Carbon-Tax Champion Pete Stark Loses House Seat

Tuesday’s election results were mostly positive for climate advocates. The defeats of far-right GOP Senate candidates Richard Mourdock (IN) and Todd Akin (MO) produced a twin blow to the anti-science Tea Party, while two of Congress’s most ardent carbon tax proponents, Rep. John Larson (D-CT) and Rep. Jim McDermott (D-WA), won handily. The re-election of President Obama over Republican Mitt Romney, aided by a dramatic last-minute embrace from superstorm Sandy-battered New Jersey Republican Governor Chris Christie, could also augur well for action on climate. So too could wins for a host of progressive state ballot initiatives, most notably California’s Proposition 30, which will generate $6 billion a year in new tax revenues to support public education.

Californian Pete Stark was first elected to Congress in 1973.

There was this sour note for climate advocates, however:  long-time California Congressmember Pete Stark lost his seat to a fellow Democrat, thanks to redistricting that cut off Stark from a majority of his former constituents, as well as the state’s new “top-two” primary system that pitted Stark against a centrist fellow Democrat rather than a GOP opponent. The victor, Eric Swalwell, an Alameda County prosecutor, is 31. Stark is 80, and has represented parts of California’s East Bay region since 1973, making him the dean of California’s Congressional delegation.

Rep. Stark was both an early and consistent leader in promoting a carbon tax in Congress. In April 2007, Stark introduced legislation that would have levied an upstream tax on fossil fuels equivalent to $10/ton of the fuel’s carbon content, rising annually by $10/ton until CO2 emissions had dropped by 80% from 1990 levels. The bill went nowhere, what with the then-majority House Democrats in the thrall of competing cap-and-trade legislation. But as the first submittal of carbon tax legislation to Congress, it helped galvanize carbon tax advocates, particularly at green groups not beholden to cap-and-trade, including the Carbon Tax Center. Last fall, Rep. Stark dusted off his 2007 bill, upped the tax level to $10 per ton of CO2 (a nearly 4-fold increase) and introduced it as the Save Our Climate Act of 2011.

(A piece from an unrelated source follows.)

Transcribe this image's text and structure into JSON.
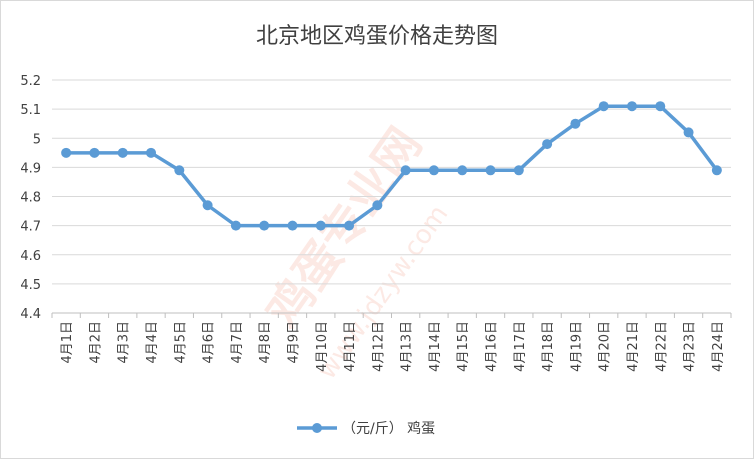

Pete Stark has been outspoken on many fronts in addition to climate. He was a vocal opponent of the War in Iraq and a strong supporter of a single-payer health-care system. Perhaps even more remarkably, in 2007 Rep. Stark publicly declared his disbelief in a Supreme Being, making him the first openly-declared atheist to serve in Congress. The following year, Stark’s courage was honored with the Humanist of the Year award from the American Humanist Association.

America will be the poorer for losing Rep. Stark’s independence, critical thinking and passion for justice in Congress. The Carbon Tax Center will miss him for these qualities and his vision to place a steadily rising carbon tax at the center of climate protection. A fitting legacy would be enactment of legislation along the lines of Pete Stark’s Save Our Climate Act.

Addendum, Dec. 5, 2012: A profile of Eric Swalwell posted today in the New Republic touches on the missteps that made Rep. Stark politically vulnerable and contributed to his defeat.



  1.'David F Collins says

    It is sad to lose a voice of reason, like Stark’s. We have already lost Inglis, and no replacements have made their presence known yet.

    Separately: the Yale e360 essay by Dieter Helm is a fine write-up of what the CTC has been preaching for many years. I appreciate his case for tariffs on the carbon content of imports, the «Climate Protection in One Country» policy I have been arguing in favor of for years.

    However, the rationality-free political environment keeps me wondering, how can anybody bell that cat?